Em crise, União Europeia ganha Nobel da Paz e argumento contra eurocéticos

No momento em que atravessa sua mais grave crise política e econômica, a União Europeia (UE) celebrou ontem uma conquista histórica: o Prêmio Nobel da Paz de 2012. A decisão do comitê de experts, anunciada no fim na manhã, em Oslo, na Noruega, pegou de surpresa a opinião pública do bloco de 27 países.

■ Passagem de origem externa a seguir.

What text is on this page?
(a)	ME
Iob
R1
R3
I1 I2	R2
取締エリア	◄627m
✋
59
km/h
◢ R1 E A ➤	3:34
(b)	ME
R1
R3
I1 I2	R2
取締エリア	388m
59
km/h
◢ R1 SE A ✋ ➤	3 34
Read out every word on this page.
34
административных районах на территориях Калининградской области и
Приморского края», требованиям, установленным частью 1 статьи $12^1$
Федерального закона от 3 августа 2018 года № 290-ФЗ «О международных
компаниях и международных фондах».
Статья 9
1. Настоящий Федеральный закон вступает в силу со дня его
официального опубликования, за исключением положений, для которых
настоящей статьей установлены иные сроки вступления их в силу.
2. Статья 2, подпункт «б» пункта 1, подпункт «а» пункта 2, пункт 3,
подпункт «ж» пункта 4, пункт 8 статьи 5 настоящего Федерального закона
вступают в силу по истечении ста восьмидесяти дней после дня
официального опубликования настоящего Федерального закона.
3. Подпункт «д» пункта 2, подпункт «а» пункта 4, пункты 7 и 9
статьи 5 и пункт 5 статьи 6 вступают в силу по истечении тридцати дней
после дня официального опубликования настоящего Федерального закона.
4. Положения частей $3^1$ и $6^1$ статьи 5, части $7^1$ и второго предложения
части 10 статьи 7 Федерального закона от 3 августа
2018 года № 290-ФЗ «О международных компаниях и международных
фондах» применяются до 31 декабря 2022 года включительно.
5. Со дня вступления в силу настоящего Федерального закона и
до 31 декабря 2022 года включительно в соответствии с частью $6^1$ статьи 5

ANDREI NETTO , CORRESPONDENTE / PARIS, O Estado de S.Paulo

13 de outubro de 2012 | 03h01

Nas principais capitais do continente, a notícia foi recebida como uma bênção por líderes políticos e intelectuais pró-integração, que enfrentam uma contestação crescente de partidos de extrema direita e movimentos nacionalistas. Ontem mesmo em 90 cidades da Itália, estudantes protestaram contra a eliminação de bolsas e a declaração do ministro da Educação, Francesco Profumo, que defendeu para os estudantes a política de "porrete e cenoura".

Até a manhã de ontem, nomes como o de Maggie Gobran, diretora de um instituto para auxílio à infância no Egito, Gene Sharp, americano que milita por revoluções não violentas, e Sima Samar, ativista afegã da luta contra o uso da burca, eram apontados entre os favoritos em uma lista de 231 indicados. Dessa relação, também fariam parte Julien Assange, fundador do WikiLeaks, e até a rede de TV do Catar Al-Jazeera, por sua cobertura da Primavera Árabe. Poucos apostavam, mas a imprensa norueguesa já evocava a possibilidade de que a UE seria a contemplada.

O anúncio foi feito em comunicado: "O Prêmio Nobel da Paz foi atribuído à União Europeia por ter contribuído durante mais de seis décadas para a promoção da paz e a reconciliação, a democracia e os direitos humanos na Europa", dizia o texto.

A seguir, o coordenador do Comitê Nobel Norueguês, Thorbjorn Jagland, ex-primeiro-ministro do país - reputado por sua posição pró-integração -, justificou a escolha. "A UE enfrenta atualmente graves dificuldades econômicas e distúrbios sociais consideráveis", ponderou, lembrando que a integração transformou "um continente de guerra em um de paz". "O Comitê Nobel Norueguês deseja se concentrar no que ele considera o resultado mais importante: a luta bem-sucedida pela paz, a reconciliação, a democracia e os direitos do homem."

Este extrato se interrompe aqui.